Jill Schramm/MDN North Dakota Attorney General Drew Wrigley, left, greets Erica Reeve-Rustad, right, at a Ward County Bar Association meeting in Minot Friday. Behind them are Stephen Williamson, left, and Pete Hankla.
Violent crime in North Dakota has become a serious issue that warrants another look by state policymakers, according to N.D. Attorney General Drew Wrigley.
“We have an urgent situation going on in the state,” Wrigley told the Ward County Bar Association in Minot Friday. “The public has to be protected, and we are not doing it well enough.”
An even greater concern is the danger to law enforcement officers in dealing with repeat, violent offenders, he said. He cited an officer-related shooting in Fargo last week that occurred when a task force sought to arrest an individual with a history of assaults on law enforcement and fleeing.
“It’s chilling to see what these officers went through,” said Wrigley, who had viewed the bodycam video. “To watch this is harrowing.”
He noted the offender previously had been sentenced to five years on a firearms offense, served less than two years and was released not long before the incident that nearly resulted in the death of officers on Jan. 29.
“This is happening with routine,” he said of these violent incidents.
He blames that frequency on policies that provide for no extra time served for these offenses and early release programs. It is not necessarily a sentencing issue related to judges, he said. Often it is a bureaucrat who releases a prisoner before the time specified by a judge, returning the person to further threaten communities, he said.
“Truth in sentencing has a lot of resonance with people,” Wrigley said. “They can’t believe that a judge can pass a sentence and someone else gets to conclude when a person gets out of prison.”
Sentencing practices have an additional negative effect on the ability to recruit and retain law officers, he said.
“It is impacting, quite dramatically, people going into law enforcement. I hear this not anecdotally – routinely – across the state,” he said. “It is impacting their quality of life in their work and it’s making them question, too often, whether they want to stay in that line of work.”
In response to growing violence involving firearms and convicts who were prematurely released, the Attorney General’s Office introduced a set of proposals to the 2023 Legislature. However, that bill failed.
The Legislature did approve additional funding for the crime laboratory, which lacked staff to test firearms or analyze fingerprints and had hundreds of backlogged rape kits needing testing, Wrigley said.
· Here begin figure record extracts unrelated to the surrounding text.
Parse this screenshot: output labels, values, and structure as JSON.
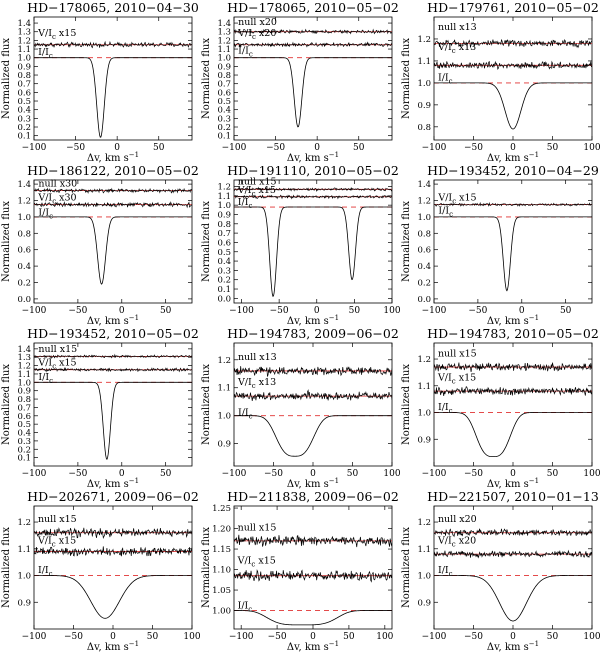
{
  "figure": {
    "ylabel": "Normalized flux",
    "xlabel_main": "Δv, km s",
    "xlabel_exp": "−1"
  },
  "chart_data": [
    {
      "type": "line",
      "title": "HD−178065, 2010−04−30",
      "xlim": [
        -100,
        90
      ],
      "ylim": [
        0.05,
        1.47
      ],
      "xticks": [
        -100,
        -50,
        0,
        50
      ],
      "yticks": [
        0.1,
        0.2,
        0.3,
        0.4,
        0.5,
        0.6,
        0.7,
        0.8,
        0.9,
        1.0,
        1.1,
        1.2,
        1.3,
        1.4
      ],
      "labels": [
        {
          "text": "V/I",
          "sub": "c",
          "suffix": " x15",
          "x": -95,
          "y": 1.25
        },
        {
          "text": "I/I",
          "sub": "c",
          "suffix": "",
          "x": -95,
          "y": 1.03
        }
      ],
      "series": [
        {
          "role": "stokesV",
          "level": 1.15,
          "noise": 0.022
        },
        {
          "role": "intensity",
          "continuum": 1.0,
          "center": -20,
          "depth": 0.92,
          "width": 4.5
        }
      ]
    },
    {
      "type": "line",
      "title": "HD−178065, 2010−05−02",
      "xlim": [
        -100,
        90
      ],
      "ylim": [
        0.05,
        1.47
      ],
      "xticks": [
        -100,
        -50,
        0,
        50
      ],
      "yticks": [
        0.1,
        0.2,
        0.3,
        0.4,
        0.5,
        0.6,
        0.7,
        0.8,
        0.9,
        1.0,
        1.1,
        1.2,
        1.3,
        1.4
      ],
      "labels": [
        {
          "text": "null x20",
          "sub": "",
          "suffix": "",
          "x": -95,
          "y": 1.38
        },
        {
          "text": "V/I",
          "sub": "c",
          "suffix": " x20",
          "x": -95,
          "y": 1.25
        },
        {
          "text": "I/I",
          "sub": "c",
          "suffix": "",
          "x": -95,
          "y": 1.05
        }
      ],
      "series": [
        {
          "role": "null",
          "level": 1.3,
          "noise": 0.016
        },
        {
          "role": "stokesV",
          "level": 1.15,
          "noise": 0.018
        },
        {
          "role": "intensity",
          "continuum": 1.0,
          "center": -23,
          "depth": 0.8,
          "width": 4.5
        }
      ]
    },
    {
      "type": "line",
      "title": "HD−179761, 2010−05−02",
      "xlim": [
        -100,
        100
      ],
      "ylim": [
        0.74,
        1.3
      ],
      "xticks": [
        -100,
        -50,
        0,
        50,
        100
      ],
      "yticks": [
        0.8,
        0.9,
        1.0,
        1.1,
        1.2
      ],
      "labels": [
        {
          "text": "null x13",
          "sub": "",
          "suffix": "",
          "x": -95,
          "y": 1.24
        },
        {
          "text": "V/I",
          "sub": "c",
          "suffix": " x13",
          "x": -95,
          "y": 1.15
        },
        {
          "text": "I/I",
          "sub": "c",
          "suffix": "",
          "x": -95,
          "y": 1.01
        }
      ],
      "series": [
        {
          "role": "null",
          "level": 1.18,
          "noise": 0.013
        },
        {
          "role": "stokesV",
          "level": 1.08,
          "noise": 0.014
        },
        {
          "role": "intensity",
          "continuum": 1.0,
          "center": 0,
          "depth": 0.21,
          "width": 10
        }
      ]
    },
    {
      "type": "line",
      "title": "HD−186122, 2010−05−02",
      "xlim": [
        -100,
        80
      ],
      "ylim": [
        -0.05,
        1.45
      ],
      "xticks": [
        -100,
        -50,
        0,
        50
      ],
      "yticks": [
        0.0,
        0.2,
        0.4,
        0.6,
        0.8,
        1.0,
        1.2,
        1.4
      ],
      "labels": [
        {
          "text": "null x30",
          "sub": "",
          "suffix": "",
          "x": -95,
          "y": 1.37
        },
        {
          "text": "V/I",
          "sub": "c",
          "suffix": " x30",
          "x": -95,
          "y": 1.2
        },
        {
          "text": "I/I",
          "sub": "c",
          "suffix": "",
          "x": -95,
          "y": 1.02
        }
      ],
      "series": [
        {
          "role": "null",
          "level": 1.32,
          "noise": 0.018
        },
        {
          "role": "stokesV",
          "level": 1.15,
          "noise": 0.02
        },
        {
          "role": "intensity",
          "continuum": 1.0,
          "center": -23,
          "depth": 0.82,
          "width": 4.5
        }
      ]
    },
    {
      "type": "line",
      "title": "HD−191110, 2010−05−02",
      "xlim": [
        -110,
        100
      ],
      "ylim": [
        -0.05,
        1.27
      ],
      "xticks": [
        -100,
        -50,
        0,
        50,
        100
      ],
      "yticks": [
        0.0,
        0.1,
        0.2,
        0.3,
        0.4,
        0.5,
        0.6,
        0.7,
        0.8,
        0.9,
        1.0,
        1.1,
        1.2
      ],
      "labels": [
        {
          "text": "null x15",
          "sub": "",
          "suffix": "",
          "x": -105,
          "y": 1.22
        },
        {
          "text": "V/I",
          "sub": "c",
          "suffix": " x15",
          "x": -105,
          "y": 1.13
        },
        {
          "text": "I/I",
          "sub": "c",
          "suffix": "",
          "x": -105,
          "y": 1.0
        }
      ],
      "series": [
        {
          "role": "null",
          "level": 1.17,
          "noise": 0.012
        },
        {
          "role": "stokesV",
          "level": 1.09,
          "noise": 0.012
        },
        {
          "role": "intensity",
          "continuum": 0.98,
          "center": -58,
          "depth": 0.96,
          "width": 4.5,
          "center2": 47,
          "depth2": 0.78,
          "width2": 4.5
        }
      ]
    },
    {
      "type": "line",
      "title": "HD−193452, 2010−04−29",
      "xlim": [
        -100,
        80
      ],
      "ylim": [
        -0.05,
        1.45
      ],
      "xticks": [
        -100,
        -50,
        0,
        50
      ],
      "yticks": [
        0.0,
        0.2,
        0.4,
        0.6,
        0.8,
        1.0,
        1.2,
        1.4
      ],
      "labels": [
        {
          "text": "V/I",
          "sub": "c",
          "suffix": " x15",
          "x": -95,
          "y": 1.2
        },
        {
          "text": "I/I",
          "sub": "c",
          "suffix": "",
          "x": -95,
          "y": 1.04
        }
      ],
      "series": [
        {
          "role": "stokesV",
          "level": 1.15,
          "noise": 0.012
        },
        {
          "role": "intensity",
          "continuum": 1.0,
          "center": -17,
          "depth": 0.9,
          "width": 4
        }
      ]
    },
    {
      "type": "line",
      "title": "HD−193452, 2010−05−02",
      "xlim": [
        -100,
        80
      ],
      "ylim": [
        0.0,
        1.47
      ],
      "xticks": [
        -100,
        -50,
        0,
        50
      ],
      "yticks": [
        0.1,
        0.2,
        0.3,
        0.4,
        0.5,
        0.6,
        0.7,
        0.8,
        0.9,
        1.0,
        1.1,
        1.2,
        1.3,
        1.4
      ],
      "labels": [
        {
          "text": "null x15",
          "sub": "",
          "suffix": "",
          "x": -95,
          "y": 1.36
        },
        {
          "text": "V/I",
          "sub": "c",
          "suffix": " x15",
          "x": -95,
          "y": 1.2
        },
        {
          "text": "I/I",
          "sub": "c",
          "suffix": "",
          "x": -95,
          "y": 1.03
        }
      ],
      "series": [
        {
          "role": "null",
          "level": 1.31,
          "noise": 0.012
        },
        {
          "role": "stokesV",
          "level": 1.15,
          "noise": 0.014
        },
        {
          "role": "intensity",
          "continuum": 1.0,
          "center": -17,
          "depth": 0.92,
          "width": 4
        }
      ]
    },
    {
      "type": "line",
      "title": "HD−194783, 2009−06−02",
      "xlim": [
        -100,
        100
      ],
      "ylim": [
        0.82,
        1.26
      ],
      "xticks": [
        -100,
        -50,
        0,
        50,
        100
      ],
      "yticks": [
        0.9,
        1.0,
        1.1,
        1.2
      ],
      "labels": [
        {
          "text": "null x13",
          "sub": "",
          "suffix": "",
          "x": -95,
          "y": 1.2
        },
        {
          "text": "V/I",
          "sub": "c",
          "suffix": " x13",
          "x": -95,
          "y": 1.11
        },
        {
          "text": "I/I",
          "sub": "c",
          "suffix": "",
          "x": -95,
          "y": 1.0
        }
      ],
      "series": [
        {
          "role": "null",
          "level": 1.16,
          "noise": 0.012
        },
        {
          "role": "stokesV",
          "level": 1.07,
          "noise": 0.012
        },
        {
          "role": "intensity",
          "continuum": 1.0,
          "center": -23,
          "depth": 0.145,
          "width": 22,
          "power": 3
        }
      ]
    },
    {
      "type": "line",
      "title": "HD−194783, 2010−05−02",
      "xlim": [
        -100,
        100
      ],
      "ylim": [
        0.8,
        1.26
      ],
      "xticks": [
        -100,
        -50,
        0,
        50,
        100
      ],
      "yticks": [
        0.9,
        1.0,
        1.1,
        1.2
      ],
      "labels": [
        {
          "text": "null x15",
          "sub": "",
          "suffix": "",
          "x": -95,
          "y": 1.21
        },
        {
          "text": "V/I",
          "sub": "c",
          "suffix": " x15",
          "x": -95,
          "y": 1.12
        },
        {
          "text": "I/I",
          "sub": "c",
          "suffix": "",
          "x": -95,
          "y": 1.01
        }
      ],
      "series": [
        {
          "role": "null",
          "level": 1.17,
          "noise": 0.012
        },
        {
          "role": "stokesV",
          "level": 1.08,
          "noise": 0.012
        },
        {
          "role": "intensity",
          "continuum": 1.0,
          "center": -25,
          "depth": 0.165,
          "width": 20,
          "power": 3
        }
      ]
    },
    {
      "type": "line",
      "title": "HD−202671, 2009−06−02",
      "xlim": [
        -100,
        100
      ],
      "ylim": [
        0.8,
        1.26
      ],
      "xticks": [
        -100,
        -50,
        0,
        50,
        100
      ],
      "yticks": [
        0.9,
        1.0,
        1.1,
        1.2
      ],
      "labels": [
        {
          "text": "null x15",
          "sub": "",
          "suffix": "",
          "x": -95,
          "y": 1.2
        },
        {
          "text": "V/I",
          "sub": "c",
          "suffix": " x15",
          "x": -95,
          "y": 1.12
        },
        {
          "text": "I/I",
          "sub": "c",
          "suffix": "",
          "x": -95,
          "y": 1.01
        }
      ],
      "series": [
        {
          "role": "null",
          "level": 1.16,
          "noise": 0.013
        },
        {
          "role": "stokesV",
          "level": 1.09,
          "noise": 0.013
        },
        {
          "role": "intensity",
          "continuum": 1.0,
          "center": -10,
          "depth": 0.16,
          "width": 18
        }
      ]
    },
    {
      "type": "line",
      "title": "HD−211838, 2009−06−02",
      "xlim": [
        -110,
        110
      ],
      "ylim": [
        0.955,
        1.255
      ],
      "xticks": [
        -100,
        -50,
        0,
        50,
        100
      ],
      "yticks": [
        1.0,
        1.05,
        1.1,
        1.15,
        1.2,
        1.25
      ],
      "labels": [
        {
          "text": "null x15",
          "sub": "",
          "suffix": "",
          "x": -105,
          "y": 1.195
        },
        {
          "text": "V/I",
          "sub": "c",
          "suffix": " x15",
          "x": -105,
          "y": 1.115
        },
        {
          "text": "I/I",
          "sub": "c",
          "suffix": "",
          "x": -105,
          "y": 1.005
        }
      ],
      "series": [
        {
          "role": "null",
          "level": 1.17,
          "noise": 0.01
        },
        {
          "role": "stokesV",
          "level": 1.085,
          "noise": 0.01
        },
        {
          "role": "intensity",
          "continuum": 1.0,
          "center": -15,
          "depth": 0.035,
          "width": 45,
          "power": 4
        }
      ]
    },
    {
      "type": "line",
      "title": "HD−221507, 2010−01−13",
      "xlim": [
        -100,
        100
      ],
      "ylim": [
        0.8,
        1.26
      ],
      "xticks": [
        -100,
        -50,
        0,
        50,
        100
      ],
      "yticks": [
        0.9,
        1.0,
        1.1,
        1.2
      ],
      "labels": [
        {
          "text": "null x20",
          "sub": "",
          "suffix": "",
          "x": -95,
          "y": 1.2
        },
        {
          "text": "V/I",
          "sub": "c",
          "suffix": " x20",
          "x": -95,
          "y": 1.12
        },
        {
          "text": "I/I",
          "sub": "c",
          "suffix": "",
          "x": -95,
          "y": 1.01
        }
      ],
      "series": [
        {
          "role": "null",
          "level": 1.16,
          "noise": 0.01
        },
        {
          "role": "stokesV",
          "level": 1.08,
          "noise": 0.01
        },
        {
          "role": "intensity",
          "continuum": 1.0,
          "center": 0,
          "depth": 0.17,
          "width": 17
        }
      ]
    }
  ]
}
“Those things were addressed. There is no rape kit backlog any longer. We did get a lot of significant increases in the numbers of FTE (full-time equivalents) for our lab, additional equipment, additional personnel. That’s an important matter for all law enforcement across the state. So are these other matters,” he said of sentencing for violent offenders.
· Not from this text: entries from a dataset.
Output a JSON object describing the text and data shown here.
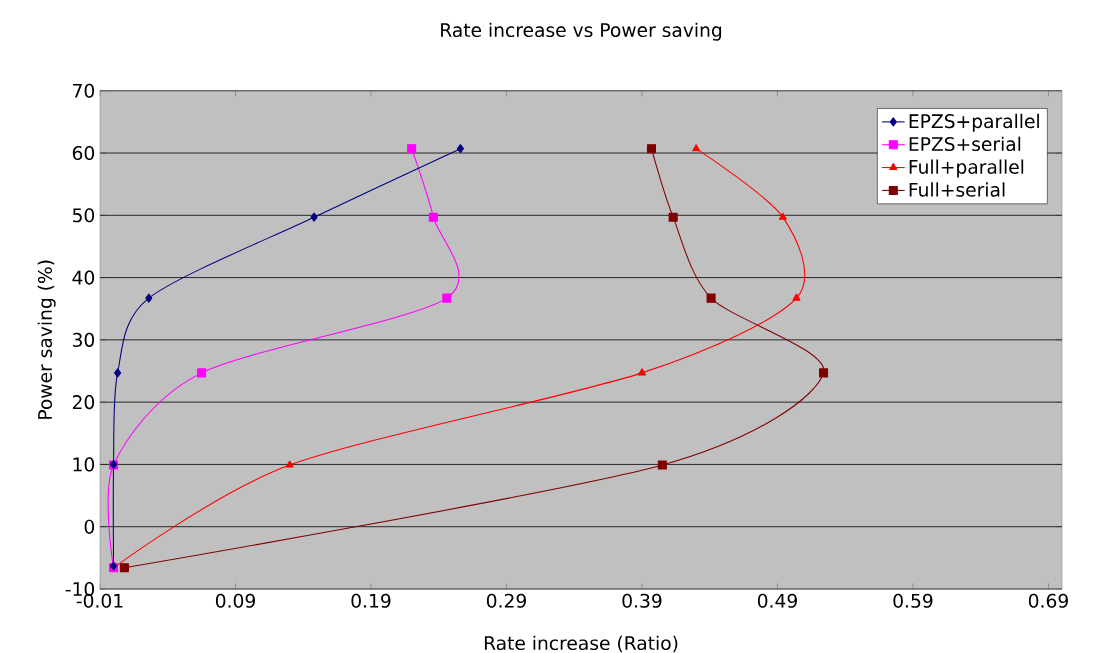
{
  "chart_data": {
    "type": "line",
    "title": "Rate increase vs Power saving",
    "xlabel": "Rate increase (Ratio)",
    "ylabel": "Power saving (%)",
    "xlim": [
      -0.01,
      0.7
    ],
    "xticks": [
      -0.01,
      0.09,
      0.19,
      0.29,
      0.39,
      0.49,
      0.59,
      0.69
    ],
    "ylim": [
      -10,
      70
    ],
    "yticks": [
      -10,
      0,
      10,
      20,
      30,
      40,
      50,
      60,
      70
    ],
    "grid": "y",
    "legend": "top right",
    "series": [
      {
        "name": "EPZS+parallel",
        "color": "#000080",
        "marker": "diamond",
        "x": [
          0.0,
          0.0,
          0.003,
          0.026,
          0.148,
          0.256
        ],
        "values": [
          -6.3,
          10,
          24.7,
          36.7,
          49.7,
          60.7
        ]
      },
      {
        "name": "EPZS+serial",
        "color": "#ff00ff",
        "marker": "square",
        "x": [
          0.0,
          0.0,
          0.065,
          0.246,
          0.236,
          0.22
        ],
        "values": [
          -6.6,
          9.9,
          24.7,
          36.7,
          49.7,
          60.7
        ]
      },
      {
        "name": "Full+parallel",
        "color": "#ff0000",
        "marker": "triangle",
        "x": [
          0.0,
          0.13,
          0.39,
          0.504,
          0.494,
          0.43
        ],
        "values": [
          -6.6,
          9.9,
          24.7,
          36.7,
          49.7,
          60.7
        ]
      },
      {
        "name": "Full+serial",
        "color": "#800000",
        "marker": "square",
        "x": [
          0.008,
          0.405,
          0.524,
          0.441,
          0.413,
          0.397
        ],
        "values": [
          -6.6,
          9.9,
          24.7,
          36.7,
          49.7,
          60.7
        ]
      }
    ]
  }
}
Solutions include finding ways to ensure county state’s attorney offices have a full contingent of prosecutors and addressing an overload of cases facing judges, Wrigley said. He also said he can support alternative sentencing when appropriate for offenders who are nonviolent or may need addiction treatment, but he urges using prison space to keep violent offenders away from the public.
Law enforcement is paying attention to whether the state is paying attention, he added.
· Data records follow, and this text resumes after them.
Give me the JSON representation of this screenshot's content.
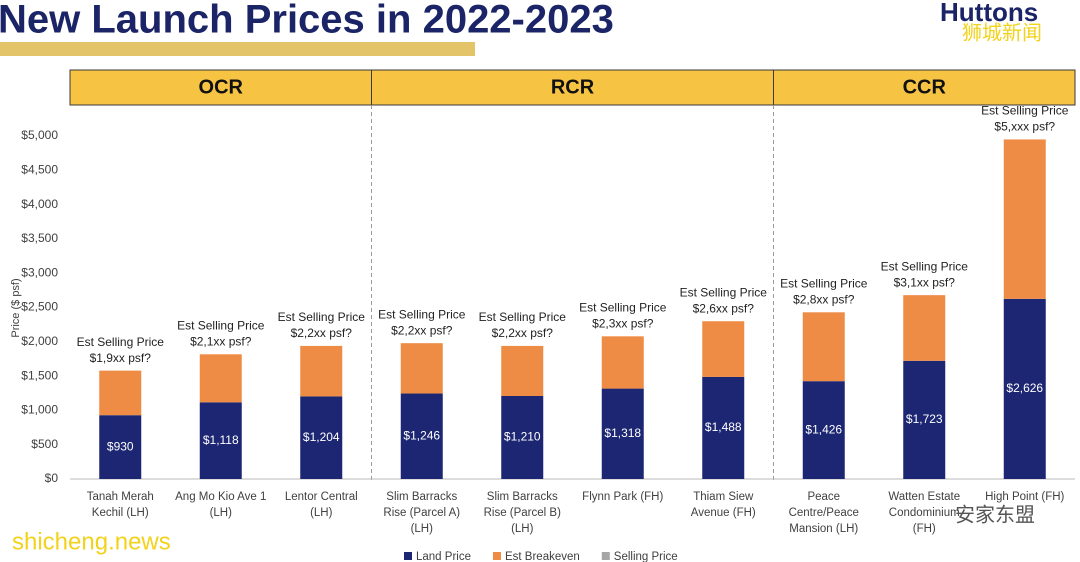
{
  "header": {
    "title": "New Launch Prices in 2022-2023",
    "brand": "Huttons",
    "watermarks": [
      "狮城新闻",
      "shicheng.news",
      "安家东盟"
    ]
  },
  "chart_data": {
    "type": "stacked_bar",
    "y_label": "Price ($ psf)",
    "regions": [
      {
        "name": "OCR",
        "count": 3
      },
      {
        "name": "RCR",
        "count": 4
      },
      {
        "name": "CCR",
        "count": 3
      }
    ],
    "categories": [
      "Tanah Merah\nKechil (LH)",
      "Ang Mo Kio Ave 1\n(LH)",
      "Lentor Central\n(LH)",
      "Slim Barracks\nRise (Parcel A)\n(LH)",
      "Slim Barracks\nRise (Parcel B)\n(LH)",
      "Flynn Park (FH)",
      "Thiam Siew\nAvenue (FH)",
      "Peace\nCentre/Peace\nMansion (LH)",
      "Watten Estate\nCondominium\n(FH)",
      "High Point (FH)"
    ],
    "series": [
      {
        "name": "Land Price",
        "color": "#1c2672",
        "values": [
          930,
          1118,
          1204,
          1246,
          1210,
          1318,
          1488,
          1426,
          1723,
          2626
        ],
        "value_labels": [
          "$930",
          "$1,118",
          "$1,204",
          "$1,246",
          "$1,210",
          "$1,318",
          "$1,488",
          "$1,426",
          "$1,723",
          "$2,626"
        ]
      },
      {
        "name": "Est Breakeven",
        "color": "#ee8c45",
        "values": [
          650,
          700,
          736,
          734,
          730,
          762,
          812,
          1004,
          957,
          2324
        ]
      },
      {
        "name": "Selling Price",
        "color": "#a6a6a6",
        "values": [
          null,
          null,
          null,
          null,
          null,
          null,
          null,
          null,
          null,
          null
        ]
      }
    ],
    "annotations": [
      [
        "Est Selling Price",
        "$1,9xx psf?"
      ],
      [
        "Est Selling Price",
        "$2,1xx psf?"
      ],
      [
        "Est Selling Price",
        "$2,2xx psf?"
      ],
      [
        "Est Selling Price",
        "$2,2xx psf?"
      ],
      [
        "Est Selling Price",
        "$2,2xx psf?"
      ],
      [
        "Est Selling Price",
        "$2,3xx psf?"
      ],
      [
        "Est Selling Price",
        "$2,6xx psf?"
      ],
      [
        "Est Selling Price",
        "$2,8xx psf?"
      ],
      [
        "Est Selling Price",
        "$3,1xx psf?"
      ],
      [
        "Est Selling Price",
        "$5,xxx psf?"
      ]
    ],
    "ylim": [
      0,
      5000
    ],
    "yticks": [
      {
        "value": 0,
        "label": "$0"
      },
      {
        "value": 500,
        "label": "$500"
      },
      {
        "value": 1000,
        "label": "$1,000"
      },
      {
        "value": 1500,
        "label": "$1,500"
      },
      {
        "value": 2000,
        "label": "$2,000"
      },
      {
        "value": 2500,
        "label": "$2,500"
      },
      {
        "value": 3000,
        "label": "$3,000"
      },
      {
        "value": 3500,
        "label": "$3,500"
      },
      {
        "value": 4000,
        "label": "$4,000"
      },
      {
        "value": 4500,
        "label": "$4,500"
      },
      {
        "value": 5000,
        "label": "$5,000"
      }
    ],
    "legend": "bottom"
  }
}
“Little things, like us turning our back on officers being assaulted, arrests being resisted, people fleeing through our community and endangering lives. It shouldn’t take a 16-year-old getting T-boned at an intersection here in Minot for people to care, anymore than it should take a shootout with Fargo police in July for people to say, ‘Wow, this is dangerous work,'” he said. “We are going to shed more and more daylight on these things.”
Wrigley plans to shed some of that light during the 2025 legislative session.
“I take ownership that it didn’t go through this time,” he said of the defeated legislation. “I failed. But it’s not going to happen again.”